The City Magazine Since 1975

Splendor in the Grasses

October 2015
Splendor in the Grasses
WRITER: 
PHOTOGRAPHER: 
Mark the seasons with ornamental grasses in a spectrum of shades

The change of the seasons in the Lowcountry is subtle. There’s no fiery-hued foliage, no crimson-and-gold-tinged treeline to admire. But we can look to ornamental grasses for leaves and blooms that shift shades throughout the year. Green in the summer, purple muhly grass offers spectacular clouds of flowers come fall. From fluorescent green to deep bronze, river oats display a spectrum of hues from spring through autumn, while big bluestem rises eight feet tall and changes from blue-green to reddish-bronze to lavender. In addition to putting on a pretty show, these native perennials help to slow erosion and provide a habitat for beneficial insect populations and wildlife.

River OATS (Chasmanthium latifolium)
Adding three seasons of interest to the garden, river oats are vivid green in spring before summer reveals blue-hued foliage and flowering stems that gracefully dangle translucent green clusters of the flat seed heads that give the plant its name. Reaching from two to four feet in height, this shade-tolerant grass blooms from May through July. Come fall, the seed heads dry out, turning a rich, purplish bronze. Collect them for use in a dried floral arrangement or leave them to self-sow, allowing the plant to spread.

Light: Partial shade
Soil: Sandy soil
Water: Water thoroughly two to three times a week until established.
Maintenance: In early spring, cut back dead stalks to four to six inches above soil line.

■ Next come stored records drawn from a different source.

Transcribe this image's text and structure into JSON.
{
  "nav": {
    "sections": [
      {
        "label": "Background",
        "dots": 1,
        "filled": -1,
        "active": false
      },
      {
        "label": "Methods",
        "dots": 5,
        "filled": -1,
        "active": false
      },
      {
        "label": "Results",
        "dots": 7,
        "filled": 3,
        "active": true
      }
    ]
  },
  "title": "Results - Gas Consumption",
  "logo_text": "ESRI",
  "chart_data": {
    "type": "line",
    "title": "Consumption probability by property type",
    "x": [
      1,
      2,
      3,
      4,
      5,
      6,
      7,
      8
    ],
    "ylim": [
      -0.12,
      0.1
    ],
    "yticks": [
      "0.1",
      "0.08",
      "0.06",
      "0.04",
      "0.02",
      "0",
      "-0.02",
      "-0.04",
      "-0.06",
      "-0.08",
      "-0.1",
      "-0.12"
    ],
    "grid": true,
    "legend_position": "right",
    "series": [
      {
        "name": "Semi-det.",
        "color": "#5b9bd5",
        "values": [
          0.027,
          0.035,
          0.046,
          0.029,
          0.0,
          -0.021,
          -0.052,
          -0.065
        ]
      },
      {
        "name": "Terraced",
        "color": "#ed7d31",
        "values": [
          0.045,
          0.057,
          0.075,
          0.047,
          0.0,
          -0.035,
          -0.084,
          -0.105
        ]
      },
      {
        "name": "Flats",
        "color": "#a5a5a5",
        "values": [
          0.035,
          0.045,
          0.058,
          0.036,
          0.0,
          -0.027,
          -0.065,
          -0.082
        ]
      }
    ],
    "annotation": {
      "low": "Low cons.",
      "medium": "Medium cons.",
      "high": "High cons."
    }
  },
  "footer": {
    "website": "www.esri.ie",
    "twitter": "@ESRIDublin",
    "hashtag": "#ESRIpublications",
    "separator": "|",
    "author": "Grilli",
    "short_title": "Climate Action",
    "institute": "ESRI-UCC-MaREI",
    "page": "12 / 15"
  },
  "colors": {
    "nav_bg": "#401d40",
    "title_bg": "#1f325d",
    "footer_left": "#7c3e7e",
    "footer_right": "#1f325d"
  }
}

Purple muhly grass (Muhlenbergia capillaris)
Also known by the common names “sweetgrass” and “hairawn muhly grass,” this clump-forming perennial adds both color and texture to the landscape. Needle-like, blue-green foliage gives the plant a stiff, upright growth habit that works well in a border or a mass planting. As fall approaches, watch as beautiful billows of pinkish-purple clusters appear, seeming to float atop four-foot stems from September through November. As cooler temperatures descend, the dormant plant’s blooms fade to golden brown.

Light: Full sun
Soil: Sandy soil
Water: Water thoroughly twice a week until established.
Maintenance: Cut back dormant growth in winter.

Big Bluestem (Andropogon gerardii)
This warm-season perennial—also known as “turkeyfoot grass”—stands four to eight feet tall. An upright cluster of flattened leaves emerges in shades of bluish-green in spring, maturing to green with red tinges in summer and turning reddish bronze with lavender tones in autumn. Flowering stems rise in late August, bearing purplish, finger-like flower clusters resembling turkey feet. Effective as a rear border or accent, this grass blooms through September and provides shelter for nesting birds and insects over winter months.

Light: Full sun to partial shade
Soil: Sandy soil
Water: Water thoroughly twice a week until established.
Maintenance: Cut back dormant growth in winter.